The Human Race

As much as I’d like to forget the hurt, the memory is etched into my mind. It was one of those moments that seem to come out of nowhere but end up shaping life going forward.

I was standing in the checkout line, minding my own business. Nothing was new or different except that I usually have multiple children by my side. It was rare for me to just have one kid in tow. I waited to pay with a toddler (that I loved) on my hip. The line was long and eventually we caught the eye of the lady in front of us. When she saw us, she did a double take. She proceeded to stare us down with what appeared to be disgust.
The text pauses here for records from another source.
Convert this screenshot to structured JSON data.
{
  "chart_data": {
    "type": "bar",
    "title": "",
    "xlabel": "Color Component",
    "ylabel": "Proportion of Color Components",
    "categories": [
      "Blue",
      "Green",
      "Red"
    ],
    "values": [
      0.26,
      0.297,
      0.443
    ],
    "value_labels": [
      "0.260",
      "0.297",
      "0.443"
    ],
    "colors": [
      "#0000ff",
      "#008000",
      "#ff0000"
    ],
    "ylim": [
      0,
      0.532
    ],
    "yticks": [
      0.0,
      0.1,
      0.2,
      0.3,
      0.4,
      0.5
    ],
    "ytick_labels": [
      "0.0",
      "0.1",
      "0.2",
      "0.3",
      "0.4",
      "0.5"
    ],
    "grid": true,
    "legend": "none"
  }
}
She didn’t know a single thing about us, but the fact that I stood there with a child on my hip that looked very different than me obviously repulsed her. The worst part was she didn’t stop. She continued to glare. It caught me so off guard that I didn’t know how to respond. I thought to myself, “Please just let me get to my car before I start crying, please!”
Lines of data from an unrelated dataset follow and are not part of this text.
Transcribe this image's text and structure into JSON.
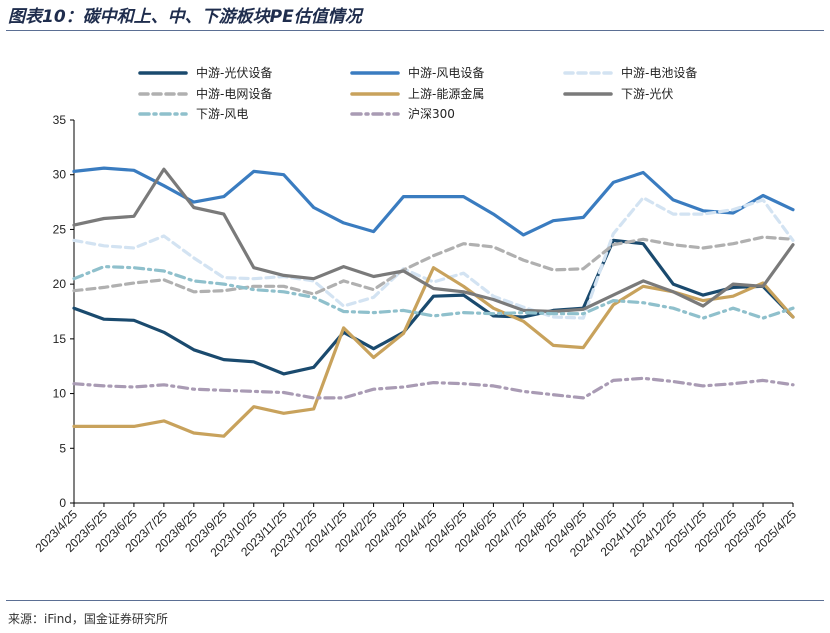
{
  "figure": {
    "title": "图表10：碳中和上、中、下游板块PE估值情况",
    "source": "来源：iFind，国金证券研究所"
  },
  "chart_data": {
    "type": "line",
    "title": "",
    "xlabel": "",
    "ylabel": "",
    "ylim": [
      0,
      35
    ],
    "yticks": [
      0,
      5,
      10,
      15,
      20,
      25,
      30,
      35
    ],
    "grid": false,
    "legend_position": "top",
    "x_tick_labels": [
      "2023/4/25",
      "2023/5/25",
      "2023/6/25",
      "2023/7/25",
      "2023/8/25",
      "2023/9/25",
      "2023/10/25",
      "2023/11/25",
      "2023/12/25",
      "2024/1/25",
      "2024/2/25",
      "2024/3/25",
      "2024/4/25",
      "2024/5/25",
      "2024/6/25",
      "2024/7/25",
      "2024/8/25",
      "2024/9/25",
      "2024/10/25",
      "2024/11/25",
      "2024/12/25",
      "2025/1/25",
      "2025/2/25",
      "2025/3/25",
      "2025/4/25"
    ],
    "series": [
      {
        "name": "中游-光伏设备",
        "color": "#1a4a6e",
        "dash": "solid",
        "width": 3.2,
        "values": [
          17.8,
          16.8,
          16.7,
          15.6,
          14.0,
          13.1,
          12.9,
          11.8,
          12.4,
          15.6,
          14.1,
          15.6,
          18.9,
          19.0,
          17.1,
          17.0,
          17.6,
          17.8,
          24.0,
          23.7,
          20.0,
          19.0,
          19.7,
          19.8,
          17.0
        ]
      },
      {
        "name": "中游-风电设备",
        "color": "#3a7cc0",
        "dash": "solid",
        "width": 3.2,
        "values": [
          30.3,
          30.6,
          30.4,
          29.0,
          27.5,
          28.0,
          30.3,
          30.0,
          27.0,
          25.6,
          24.8,
          28.0,
          28.0,
          28.0,
          26.4,
          24.5,
          25.8,
          26.1,
          29.3,
          30.2,
          27.7,
          26.7,
          26.5,
          28.1,
          26.8
        ]
      },
      {
        "name": "中游-电池设备",
        "color": "#d3e3f2",
        "dash": "dash",
        "width": 3.2,
        "values": [
          24.0,
          23.5,
          23.3,
          24.4,
          22.4,
          20.6,
          20.5,
          20.7,
          20.3,
          18.0,
          18.8,
          21.4,
          20.2,
          21.0,
          18.9,
          17.9,
          17.0,
          16.9,
          24.6,
          27.9,
          26.4,
          26.4,
          26.8,
          27.7,
          24.0
        ]
      },
      {
        "name": "中游-电网设备",
        "color": "#b0b0b0",
        "dash": "dash",
        "width": 3.2,
        "values": [
          19.4,
          19.7,
          20.1,
          20.4,
          19.3,
          19.4,
          19.8,
          19.8,
          19.1,
          20.3,
          19.5,
          21.3,
          22.6,
          23.7,
          23.4,
          22.2,
          21.3,
          21.4,
          23.6,
          24.1,
          23.6,
          23.3,
          23.7,
          24.3,
          24.1
        ]
      },
      {
        "name": "上游-能源金属",
        "color": "#c8a25c",
        "dash": "solid",
        "width": 3.2,
        "values": [
          7.0,
          7.0,
          7.0,
          7.5,
          6.4,
          6.1,
          8.8,
          8.2,
          8.6,
          16.0,
          13.3,
          15.5,
          21.5,
          19.8,
          17.8,
          16.6,
          14.4,
          14.2,
          18.1,
          19.8,
          19.3,
          18.5,
          18.9,
          20.1,
          17.0
        ]
      },
      {
        "name": "下游-光伏",
        "color": "#7a7a7a",
        "dash": "solid",
        "width": 3.2,
        "values": [
          25.4,
          26.0,
          26.2,
          30.5,
          27.0,
          26.4,
          21.5,
          20.8,
          20.5,
          21.6,
          20.7,
          21.2,
          19.6,
          19.3,
          18.6,
          17.6,
          17.5,
          17.7,
          19.0,
          20.3,
          19.3,
          18.0,
          20.0,
          19.8,
          23.6
        ]
      },
      {
        "name": "下游-风电",
        "color": "#8fc0cc",
        "dash": "dashdot",
        "width": 3.2,
        "values": [
          20.5,
          21.6,
          21.5,
          21.2,
          20.3,
          20.0,
          19.5,
          19.3,
          18.8,
          17.5,
          17.4,
          17.6,
          17.1,
          17.4,
          17.3,
          17.4,
          17.3,
          17.3,
          18.5,
          18.3,
          17.8,
          16.9,
          17.8,
          16.9,
          17.8
        ]
      },
      {
        "name": "沪深300",
        "color": "#a99bb4",
        "dash": "dashdot",
        "width": 3.2,
        "values": [
          10.9,
          10.7,
          10.6,
          10.8,
          10.4,
          10.3,
          10.2,
          10.1,
          9.6,
          9.6,
          10.4,
          10.6,
          11.0,
          10.9,
          10.7,
          10.2,
          9.9,
          9.6,
          11.2,
          11.4,
          11.1,
          10.7,
          10.9,
          11.2,
          10.8
        ]
      }
    ]
  }
}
As soon as I latched Kaden* into his car seat, I dropped my head and covered my face. I had so many emotions flooding in and they proceeded to run down my face in streams. I was sad. I was hurt. I was confused. I was frustrated. After reflection, it hit me like a ton of bricks. That moment was the first time I had personally experienced racism.

The look in that lady’s eyes spoke clearly to me. I was being judged harshly and although it hurt at the time, I have since become appreciative of her glare. It altered my thoughts. It inspired me to grow. It stirred in me a deeper love for people who have skin that looks a little different than mine. It wasn’t until then that I realized that my family is making a difference in this world by showing others that every life matters. Every human deserves love… no matter how dark or light their skin is.

These days, when we are out and the looks come our way, I respond very differently. I have become grateful for the stares because they are allowing me the opportunity to be an example. I usually smile and purposefully give some extra love to the angel in my arms. Whether or not our skin matches doesn’t matter. Our hearts match. When our family catches the eye of others, I’m hopeful that it helps them see that while we celebrate uniqueness, culture, and differences, there is only one race that matters…

the human race.

Kayce wants to change the world, one little person at a time. Kayce and her husband, Ray, enjoy fostering children and hope to show them an example of a healthy home. Kayce loves motivating and empowering people to be the best they can be and is passionate about teaching others how to take charge of their own health naturally. She is incredibly grateful for music, gardening, and sunshine. Follow her posts to learn about fostering in South Carolina!

1 Comment

  1. Amen and Amen. Loving people has never been a problem with me. It does not have a thing to do with race or color. Rich nor poor. Pretty or not so pretty. No limitations. You know, I am definitely not comparing Jesus with anyone on earth, but we have never seen Him. Think about it!